In contrast, a recent study[19 ] found no difference between the groups. Glass et al.[20 ] also advised against using OKC exercises within the first six weeks. All these studies
involved BPTB grafts. Heijne et al.[21 ] compared BPTB and hamstring grafts in early (4 weeks) and late (12 weeks) OKC exercises
and found that laxity was higher in the hamstring group. In the present study, patients
in the DCR group performed delayed (after six weeks) OKC exercises, and fared better
in terms of laxity. Van Grinsven et al.[22 ] performed a systemic review and found that an accelerated protocol without postoperative
bracing does not lead to stability problems, and offers the advantage of reduction
in pain, swelling, and inflammation, as well as ROM recovery. Morrissey et al.[23 ] did not observe differences in the VAS pain scores of the OKC and CKC groups. In
the present study, the VAS scores were lower in the EAR group, which performed CKC
exercises, both three and six months postoperatively. Kruse et al.[24 ] have stated that further investigations are warranted in order to draw conclusions
regarding the rehabilitation protocol.
Tyler et al.[25 ] compared immediate weight-bearing as tolerated versus a delay of two weeks; they
found a statistically significant difference in anterior knee pain in the delayed
group, and concluded that early weight-bearing did not cause harmful effects on stability
or function. Schenck et al.[26 ] compared clinic-based and home-based rehabilitation protocols and found that minimal
supervision during rehabilitation could result in equivalent outcomes following ACL-R.

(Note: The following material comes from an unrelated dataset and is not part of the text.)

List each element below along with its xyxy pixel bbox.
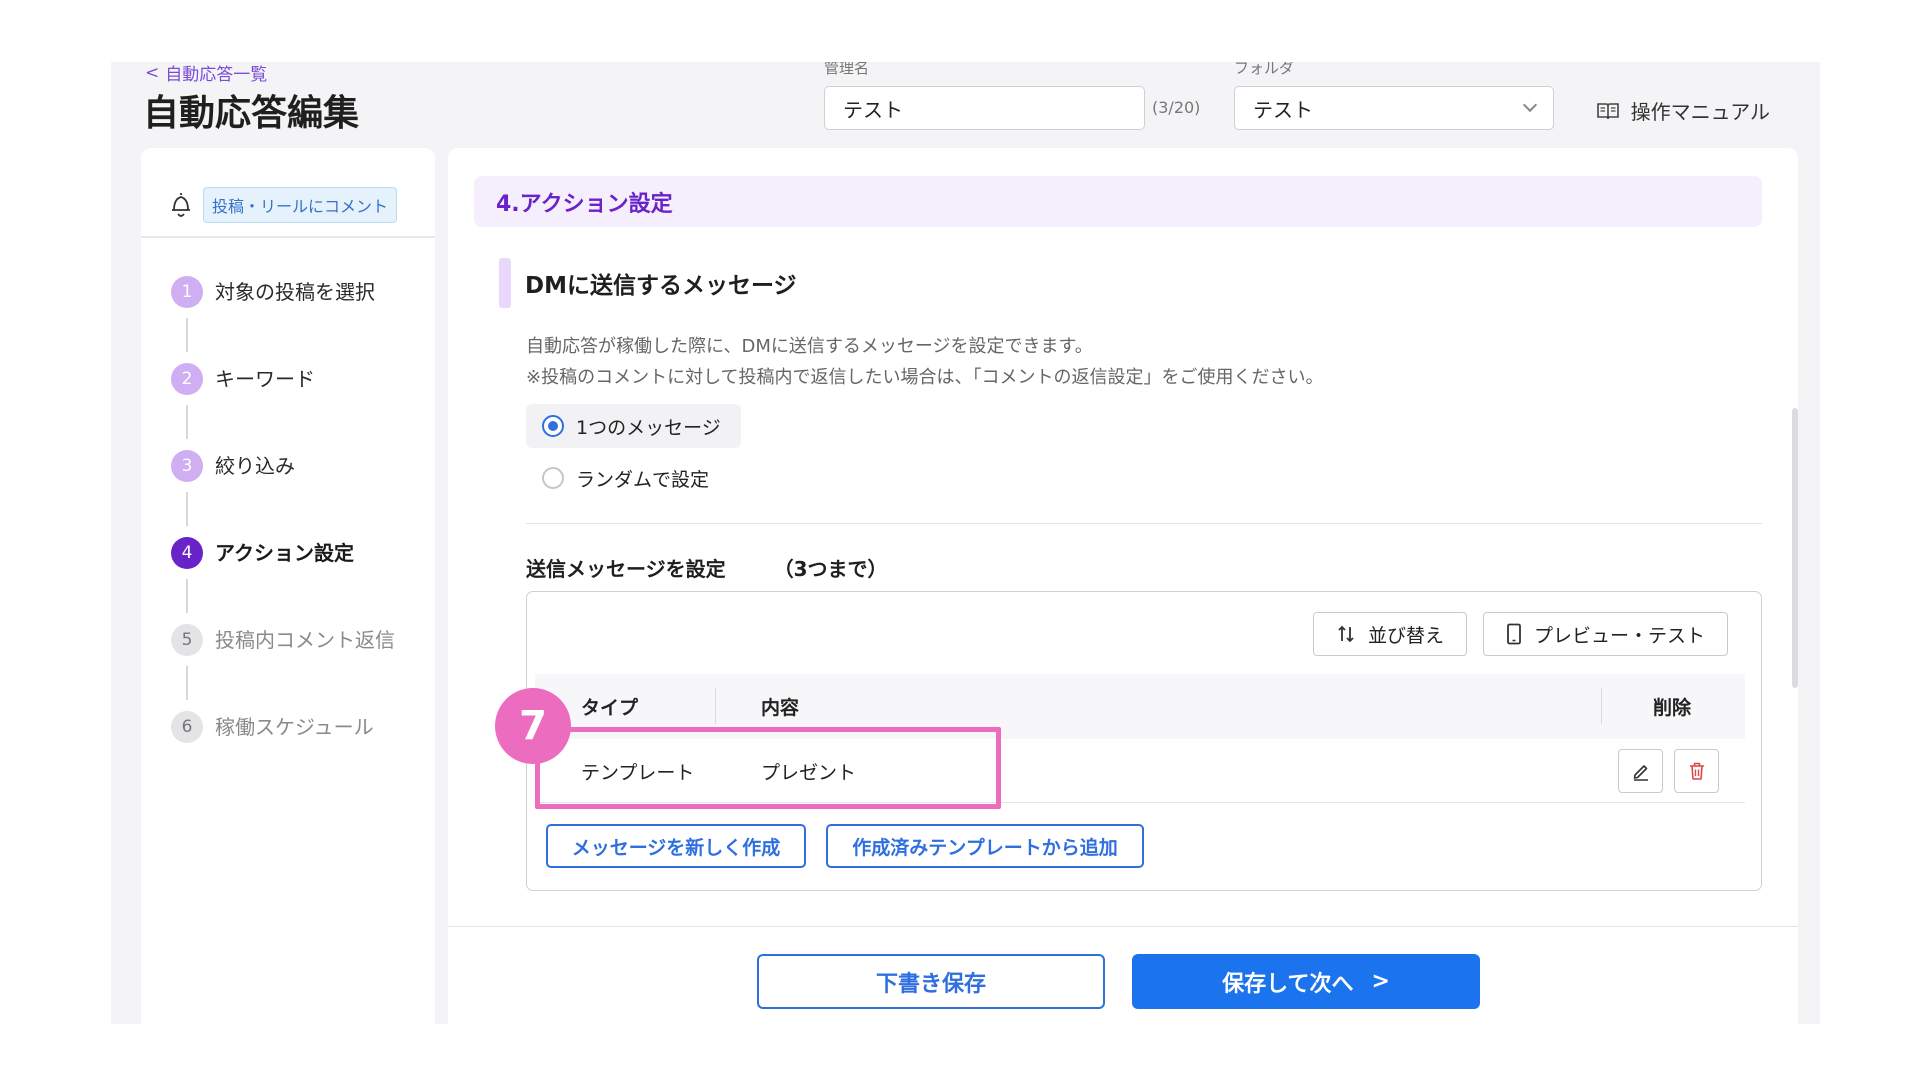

We distributed printouts explaining the exercises to our patients, who were free to
inquire about any difficulties on any day outside the follow-up visits.

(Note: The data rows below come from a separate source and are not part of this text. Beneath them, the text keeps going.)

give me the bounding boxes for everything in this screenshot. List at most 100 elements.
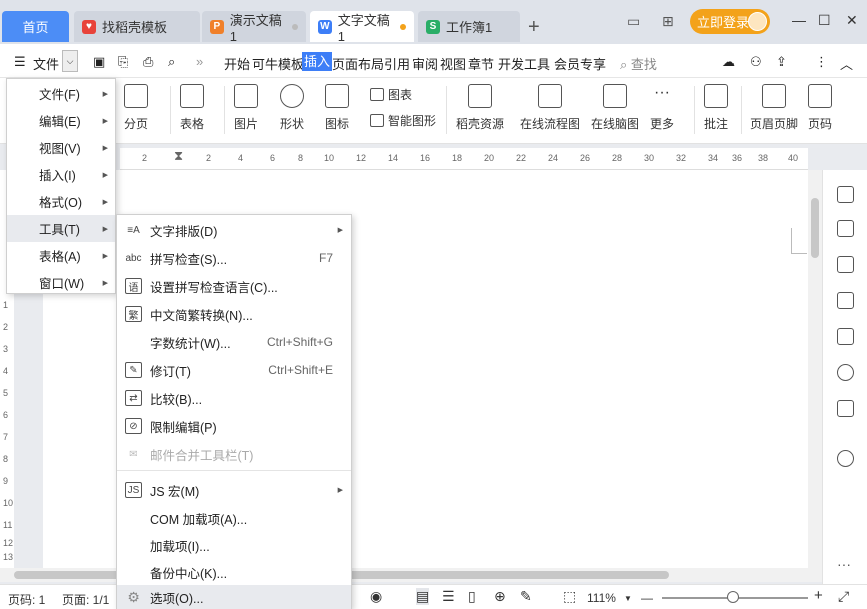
menu-item-text-layout[interactable]: ≡A 文字排版(D) ▶ (117, 216, 351, 244)
print-icon[interactable]: ⎙ (143, 54, 153, 70)
fullscreen-icon[interactable]: ⤢ (838, 588, 849, 605)
menu-item-file[interactable]: 文件(F) ▶ (7, 80, 115, 107)
menu-insert[interactable]: 插入 (302, 52, 333, 71)
more-dots-icon[interactable]: ··· (837, 556, 851, 572)
icons-button[interactable]: 图标 (325, 84, 349, 132)
reading-view-icon[interactable]: ▯ (468, 588, 476, 605)
maximize-button[interactable]: ☐ (818, 12, 831, 29)
table-button[interactable]: 表格 (180, 84, 204, 132)
menu-developer[interactable]: 开发工具 (498, 54, 550, 73)
menu-item-spell-language[interactable]: 语设置拼写检查语言(C)... (117, 272, 351, 300)
tab-docer-templates[interactable]: ♥ 找稻壳模板 (74, 11, 200, 42)
menu-templates[interactable]: 可牛模板 (252, 54, 304, 73)
picture-button[interactable]: 图片 (234, 84, 258, 132)
menu-item-com-addins[interactable]: COM 加载项(A)... (117, 504, 351, 532)
indent-marker-icon[interactable]: ⧗ (174, 148, 183, 164)
menu-item-word-count[interactable]: 字数统计(W)... Ctrl+Shift+G (117, 328, 351, 356)
menu-item-chinese-convert[interactable]: 繁中文简繁转换(N)... (117, 300, 351, 328)
search-box[interactable]: ⌕ 查找 (620, 54, 657, 73)
menu-item-addins[interactable]: 加载项(I)... (117, 531, 351, 559)
more-quick-icon[interactable]: » (196, 54, 203, 69)
save-icon[interactable]: ▣ (93, 54, 105, 70)
tab-presentation[interactable]: P 演示文稿1 (202, 11, 306, 44)
apps-grid-icon[interactable]: ⊞ (662, 13, 674, 30)
export-icon[interactable]: ⎘ (118, 54, 128, 70)
more-button[interactable]: ··· 更多 (650, 84, 674, 132)
horizontal-ruler[interactable]: 2 ⧗ 2 4 6 8 10 12 14 16 18 20 22 24 26 2… (120, 148, 808, 170)
share-icon[interactable]: ⇪ (776, 54, 787, 70)
rocket-icon[interactable] (837, 186, 854, 203)
tab-spreadsheet[interactable]: S 工作簿1 (418, 11, 520, 42)
docer-resources-button[interactable]: 稻壳资源 (456, 84, 504, 132)
menu-item-edit[interactable]: 编辑(E) ▶ (7, 107, 115, 134)
tab-writer-doc[interactable]: W 文字文稿1 (310, 11, 414, 44)
file-menu[interactable]: 文件 (33, 54, 59, 73)
print-preview-icon[interactable]: ⌕ (168, 54, 175, 70)
collapse-ribbon-icon[interactable]: ︿ (840, 54, 853, 73)
cloud-icon[interactable]: ☁ (722, 54, 735, 70)
menu-item-compare[interactable]: ⇄ 比较(B)... (117, 384, 351, 412)
page-split-button[interactable]: 分页 (124, 84, 148, 132)
menu-item-insert[interactable]: 插入(I) ▶ (7, 161, 115, 188)
home-tab[interactable]: 首页 (2, 11, 69, 42)
zoom-out-button[interactable]: — (641, 591, 653, 605)
menu-reference[interactable]: 引用 (384, 54, 410, 73)
menu-item-view[interactable]: 视图(V) ▶ (7, 134, 115, 161)
menu-item-table[interactable]: 表格(A) ▶ (7, 242, 115, 269)
vertical-scrollbar[interactable] (808, 170, 822, 568)
page-count-status[interactable]: 页面: 1/1 (62, 591, 109, 608)
image-tools-icon[interactable] (837, 328, 854, 345)
mindmap-button[interactable]: 在线脑图 (591, 84, 639, 132)
outline-view-icon[interactable]: ☰ (442, 588, 455, 605)
shape-button[interactable]: 形状 (280, 84, 304, 132)
menu-item-window[interactable]: 窗口(W) ▶ (7, 269, 115, 296)
hamburger-icon[interactable]: ☰ (14, 54, 26, 70)
page-number-status[interactable]: 页码: 1 (8, 591, 45, 608)
help-icon[interactable] (837, 450, 854, 467)
menu-item-spell-check[interactable]: abc 拼写检查(S)... F7 (117, 244, 351, 272)
submenu-arrow-icon: ▶ (102, 225, 108, 233)
workspace-switch-icon[interactable]: ▭ (627, 13, 640, 30)
menu-item-backup-center[interactable]: 备份中心(K)... (117, 558, 351, 586)
menu-chapter[interactable]: 章节 (468, 54, 494, 73)
cursor-icon[interactable] (837, 256, 854, 273)
web-view-icon[interactable]: ⊕ (494, 588, 506, 605)
menu-item-tools[interactable]: 工具(T) ▶ (7, 215, 115, 242)
page-view-icon[interactable]: ▤ (416, 588, 430, 605)
share-user-icon[interactable]: ⚇ (750, 54, 762, 70)
menu-view[interactable]: 视图 (440, 54, 466, 73)
fit-page-icon[interactable]: ⬚ (563, 588, 576, 605)
menu-item-restrict-edit[interactable]: ⊘ 限制编辑(P) (117, 412, 351, 440)
zoom-dropdown-icon[interactable]: ▼ (624, 594, 632, 603)
menu-item-format[interactable]: 格式(O) ▶ (7, 188, 115, 215)
flowchart-button[interactable]: 在线流程图 (520, 84, 580, 132)
menu-item-js-macro[interactable]: JS JS 宏(M) ▶ (117, 476, 351, 504)
zoom-in-button[interactable]: + (814, 587, 823, 604)
minimize-button[interactable]: — (792, 12, 806, 28)
menu-member[interactable]: 会员专享 (554, 54, 606, 73)
sliders-icon[interactable] (837, 292, 854, 309)
book-search-icon[interactable] (837, 400, 854, 417)
lightning-icon[interactable] (837, 364, 854, 381)
smart-shape-button[interactable]: 智能图形 (370, 112, 436, 129)
menu-start[interactable]: 开始 (224, 54, 250, 73)
page-number-button[interactable]: 页码 (808, 84, 832, 132)
chart-button[interactable]: 图表 (370, 86, 412, 103)
eye-protect-icon[interactable]: ◉ (370, 588, 382, 605)
menu-item-options[interactable]: ⚙ 选项(O)... (117, 585, 351, 609)
pen-icon[interactable] (837, 220, 854, 237)
close-button[interactable]: ✕ (846, 12, 858, 29)
new-tab-button[interactable]: + (528, 16, 540, 39)
more-options-icon[interactable]: ⋮ (815, 54, 828, 70)
zoom-level[interactable]: 111% (587, 591, 616, 605)
comment-button[interactable]: 批注 (704, 84, 728, 132)
menu-page-layout[interactable]: 页面布局 (332, 54, 384, 73)
menu-item-track-changes[interactable]: ✎ 修订(T) Ctrl+Shift+E (117, 356, 351, 384)
menu-review[interactable]: 审阅 (412, 54, 438, 73)
scrollbar-thumb[interactable] (811, 198, 819, 258)
header-footer-button[interactable]: 页眉页脚 (750, 84, 798, 132)
login-button[interactable]: 立即登录 (690, 9, 770, 34)
chevron-down-icon[interactable]: ⌵ (62, 50, 78, 72)
write-mode-icon[interactable]: ✎ (520, 588, 532, 605)
zoom-slider-handle[interactable] (727, 591, 739, 603)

In the present study, the median IKDC score (of 89.5) was similar in both groups one
year postoperatively, which is in line with the study by Grindem et al.,[27 ] who found a score of 89/100 score two years postoperatively. However, Hopper et
al.[28 ] found that knee scores continue to improve up to six years after surgery and only
attain approximately 86% of their value after one year.

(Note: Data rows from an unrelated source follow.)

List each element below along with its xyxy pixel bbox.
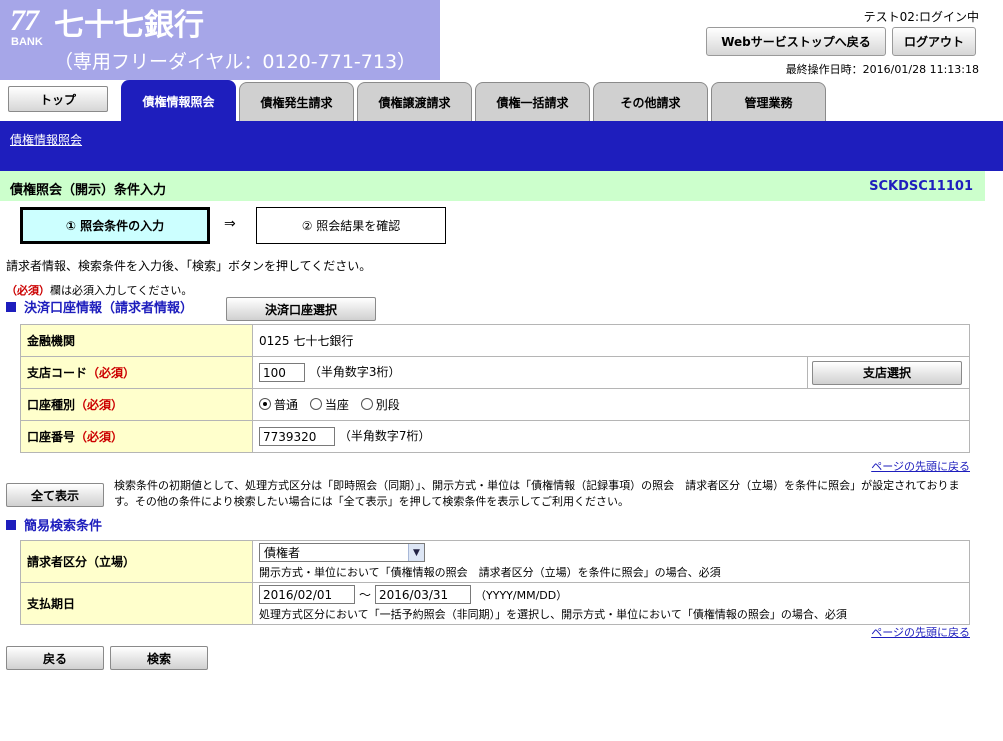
table-row: 金融機関 0125 七十七銀行: [20, 324, 970, 357]
show-all-button[interactable]: 全て表示: [6, 483, 104, 507]
search-button[interactable]: 検索: [110, 646, 208, 670]
screen-id: SCKDSC11101: [869, 179, 973, 194]
chevron-down-icon: ▼: [408, 544, 424, 561]
bank-value: 0125 七十七銀行: [252, 324, 970, 357]
radio-current[interactable]: 当座: [309, 396, 349, 413]
account-number-input[interactable]: 7739320: [259, 427, 335, 446]
account-section-title-text: 決済口座情報（請求者情報）: [24, 301, 194, 316]
due-date-from-input[interactable]: 2016/02/01: [259, 585, 355, 604]
bank-label: 金融機関: [20, 324, 253, 357]
page-top-link[interactable]: ページの先頭に戻る: [871, 458, 970, 474]
main-tabs: トップ 債権情報照会 債権発生請求 債権譲渡請求 債権一括請求 その他請求 管理…: [0, 80, 1003, 121]
branch-select-button[interactable]: 支店選択: [812, 360, 962, 385]
account-number-cell: 7739320 （半角数字7桁）: [252, 420, 970, 453]
tab-admin[interactable]: 管理業務: [711, 82, 826, 121]
notice-text: 検索条件の初期値として、処理方式区分は「即時照会（同期）」、開示方式・単位は「債…: [114, 479, 960, 508]
radio-current-label: 当座: [324, 397, 349, 412]
due-date-cell: 2016/02/01 ～ 2016/03/31 （YYYY/MM/DD） 処理方…: [252, 582, 970, 625]
tab-bulk-request[interactable]: 債権一括請求: [475, 82, 590, 121]
table-row: 請求者区分（立場） 債権者 ▼ 開示方式・単位において「債権情報の照会 請求者区…: [20, 540, 970, 583]
simple-search-title: 簡易検索条件: [6, 515, 102, 534]
step-input-conditions: ① 照会条件の入力: [20, 207, 210, 244]
step-arrow-icon: ⇒: [224, 216, 236, 232]
account-type-label-text: 口座種別: [27, 398, 76, 412]
radio-checked-icon: [259, 398, 271, 411]
requester-type-note: 開示方式・単位において「債権情報の照会 請求者区分（立場）を条件に照会」の場合、…: [259, 566, 721, 579]
due-date-format: （YYYY/MM/DD）: [475, 588, 568, 602]
tab-claim-transfer[interactable]: 債権譲渡請求: [357, 82, 472, 121]
bank-name: 七十七銀行: [54, 8, 204, 43]
account-info-table: 金融機関 0125 七十七銀行 支店コード（必須） 100 （半角数字3桁） 支…: [20, 324, 970, 453]
radio-special[interactable]: 別段: [360, 396, 400, 413]
account-type-label: 口座種別（必須）: [20, 388, 253, 421]
tab-claim-issue[interactable]: 債権発生請求: [239, 82, 354, 121]
tab-claim-inquiry[interactable]: 債権情報照会: [121, 80, 236, 121]
select-settlement-account-button[interactable]: 決済口座選択: [226, 297, 376, 321]
range-tilde: ～: [359, 588, 372, 602]
simple-search-title-text: 簡易検索条件: [24, 519, 103, 534]
login-status: テスト02:ログイン中: [863, 10, 979, 24]
back-button[interactable]: 戻る: [6, 646, 104, 670]
radio-ordinary-label: 普通: [274, 397, 299, 412]
free-dial: （専用フリーダイヤル：0120-771-713）: [54, 51, 417, 73]
radio-special-label: 別段: [375, 397, 400, 412]
sub-nav-band: 債権情報照会: [0, 121, 1003, 171]
branch-code-label-text: 支店コード: [27, 366, 88, 380]
requester-type-cell: 債権者 ▼ 開示方式・単位において「債権情報の照会 請求者区分（立場）を条件に照…: [252, 540, 970, 583]
table-row: 支払期日 2016/02/01 ～ 2016/03/31 （YYYY/MM/DD…: [20, 582, 970, 625]
required-mark: （必須）: [75, 430, 124, 444]
tab-top[interactable]: トップ: [8, 86, 108, 112]
account-section-title: 決済口座情報（請求者情報）: [6, 297, 193, 316]
table-row: 口座種別（必須） 普通 当座 別段: [20, 388, 970, 421]
required-note: （必須）欄は必須入力してください。: [6, 282, 192, 298]
last-operation-time: 最終操作日時：2016/01/28 11:13:18: [785, 63, 979, 76]
requester-type-value: 債権者: [264, 546, 301, 560]
radio-unchecked-icon: [309, 398, 322, 411]
required-mark: （必須）: [6, 284, 50, 297]
page-top-link[interactable]: ページの先頭に戻る: [871, 624, 970, 640]
branch-select-cell: 支店選択: [807, 356, 970, 389]
branch-code-label: 支店コード（必須）: [20, 356, 253, 389]
required-note-text: 欄は必須入力してください。: [50, 284, 193, 297]
requester-type-select[interactable]: 債権者 ▼: [259, 543, 425, 562]
required-mark: （必須）: [87, 366, 136, 380]
table-row: 口座番号（必須） 7739320 （半角数字7桁）: [20, 420, 970, 453]
instruction-text: 請求者情報、検索条件を入力後、「検索」ボタンを押してください。: [6, 259, 372, 273]
section-square-icon: [6, 301, 16, 312]
account-number-hint: （半角数字7桁）: [338, 429, 431, 443]
due-date-label: 支払期日: [20, 582, 253, 625]
page-title: 債権照会（開示）条件入力: [10, 183, 167, 198]
due-date-range: 2016/02/01 ～ 2016/03/31 （YYYY/MM/DD）: [259, 585, 963, 604]
logo-bank-text: BANK: [11, 36, 43, 48]
table-row: 支店コード（必須） 100 （半角数字3桁） 支店選択: [20, 356, 970, 389]
breadcrumb[interactable]: 債権情報照会: [10, 131, 82, 148]
web-service-top-button[interactable]: Webサービストップへ戻る: [706, 27, 886, 56]
radio-ordinary[interactable]: 普通: [259, 396, 298, 413]
logout-button[interactable]: ログアウト: [892, 27, 976, 56]
due-date-note: 処理方式区分において「一括予約照会（非同期）」を選択し、開示方式・単位において「…: [259, 608, 847, 621]
branch-code-input[interactable]: 100: [259, 363, 305, 382]
radio-unchecked-icon: [360, 398, 373, 411]
requester-type-label: 請求者区分（立場）: [20, 540, 253, 583]
title-band: 債権照会（開示）条件入力 SCKDSC11101: [0, 171, 985, 201]
step-confirm-results: ② 照会結果を確認: [256, 207, 446, 244]
branch-code-cell: 100 （半角数字3桁）: [252, 356, 808, 389]
tab-other-request[interactable]: その他請求: [593, 82, 708, 121]
simple-search-table: 請求者区分（立場） 債権者 ▼ 開示方式・単位において「債権情報の照会 請求者区…: [20, 540, 970, 625]
logo-number: 77: [10, 4, 39, 37]
required-mark: （必須）: [75, 398, 124, 412]
branch-code-hint: （半角数字3桁）: [308, 365, 401, 379]
branch-select-wrap: 支店選択: [812, 360, 965, 385]
account-number-label: 口座番号（必須）: [20, 420, 253, 453]
due-date-to-input[interactable]: 2016/03/31: [375, 585, 472, 604]
account-type-cell: 普通 当座 別段: [252, 388, 970, 421]
account-number-label-text: 口座番号: [27, 430, 76, 444]
bank-logo: 77 BANK 七十七銀行 （専用フリーダイヤル：0120-771-713）: [0, 0, 440, 80]
section-square-icon: [6, 519, 16, 530]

The strength of the present study is that it is the first of its kind conducted in
the Indian population. The limitation was the short follow-up, of only one year. Hence,
a larger, multicentric, and longer study in the same population may help to validate
our findings.
Conclusion
The EAR protocol yields similar ROM, IKDC scores, and postoperative pain relief compared
to the DCR protocol. However, at the one-year follow-up visit, we observed significantly
higher knee laxity in the EAR group.